There are many questions that arise from the whole thing. Why didn’t the clubs refuse to release the players even before the first leg?
Why did they have to wait until a day before the match to go and pluck the players out of camp? Was this a calculated move to make sure that Zifa would fail to raise a team to, at least, fulfil a fixture and avoid the inevitable sanctions that may include a lengthy ban?
It seems the withdrawal episode was not meant to benefit the players because if Zimbabwe is banned, most of the players that would have played on Sunday may see their international careers ending.
Everyone has got issues with the way Mighty Warriors are treated by Zifa, particularly compared to the men’s team.
The women’s team is often forced to camp at the substandard Zifa Village and they get measly allowances, if they get paid at all.
Zifa need to fix that and come up with a policy on how it pays its players across the board.

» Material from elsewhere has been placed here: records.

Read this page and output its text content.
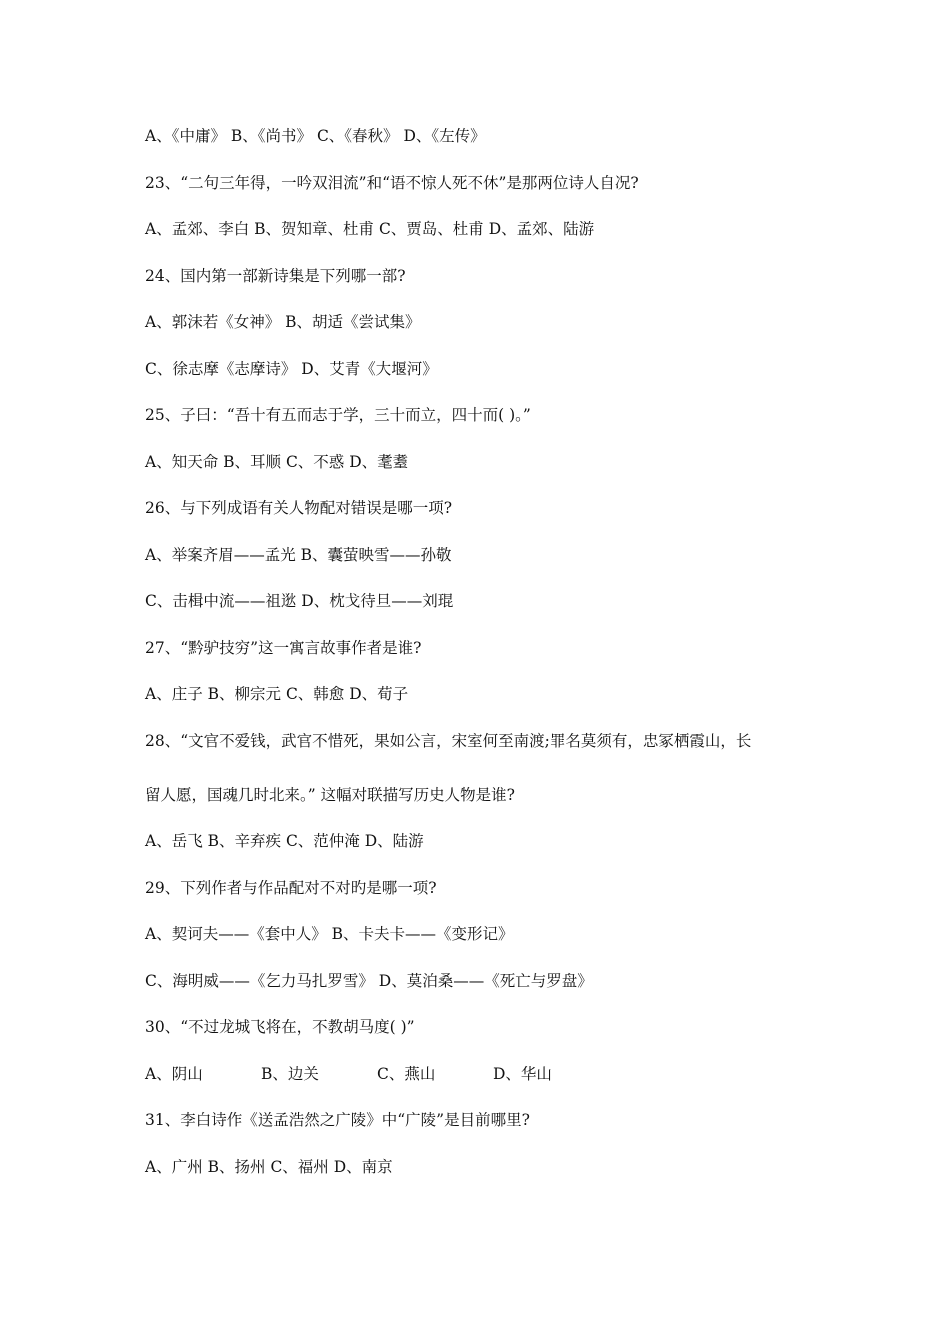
A、《中庸》 B、《尚书》 C、《春秋》 D、《左传》
23、“二句三年得，一吟双泪流”和“语不惊人死不休”是那两位诗人自况?
A、孟郊、李白 B、贺知章、杜甫 C、贾岛、杜甫 D、孟郊、陆游
24、国内第一部新诗集是下列哪一部?
A、郭沫若《女神》 B、胡适《尝试集》
C、徐志摩《志摩诗》 D、艾青《大堰河》
25、子曰：“吾十有五而志于学，三十而立，四十而( )。”
A、知天命 B、耳顺 C、不惑 D、耄耋
26、与下列成语有关人物配对错误是哪一项?
A、举案齐眉——孟光 B、囊萤映雪——孙敬
C、击楫中流——祖逖 D、枕戈待旦——刘琨
27、“黔驴技穷”这一寓言故事作者是谁?
A、庄子 B、柳宗元 C、韩愈 D、荀子
28、“文官不爱钱，武官不惜死，果如公言，宋室何至南渡;罪名莫须有，忠冢栖霞山，长
留人愿，国魂几时北来。” 这幅对联描写历史人物是谁?
A、岳飞 B、辛弃疾 C、范仲淹 D、陆游
29、下列作者与作品配对不对旳是哪一项?
A、契诃夫——《套中人》 B、卡夫卡——《变形记》
C、海明威——《乞力马扎罗雪》 D、莫泊桑——《死亡与罗盘》
30、“不过龙城飞将在，不教胡马度( )”
A、阴山	B、边关	C、燕山	D、华山
31、李白诗作《送孟浩然之广陵》中“广陵”是目前哪里?
A、广州 B、扬州 C、福州 D、南京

But when clubs that are affiliated to the same Zifa can go and get their players out of national team camp hours before kick-off of an international match, it is just a case of Zimbabwe shooting itself in the foot.
Zimbabwe may miss out on future tournaments sanctioned by Fifa and the same players will miss out on international opportunities.
There could have been other ways employed to try and force Zifa to pay the players and the withdrawal of players, particularly on the eve of a match, was not only a national embarrassment, but a self-destructive move.
As things stand, we as a nation are fighting among ourselves as Zambia stroll through to the next round.
When people fight for whatever reasons, they should not use national teams as pawns or battle grounds.
We have got junior players that are coming up who will be affected by such greedy and self-centred political decisions.
Some of these clubs that withdrew their players on the eve of an important match are not even paying those same players, but at the end Zimbabwe and the players pay the price.
While the government does not have a great track record in fixing the malaise in sports, lack of options, legal or otherwise, to fix this mess means Zimbabwe has no other way or wherewithal to fix the chaos at Zifa.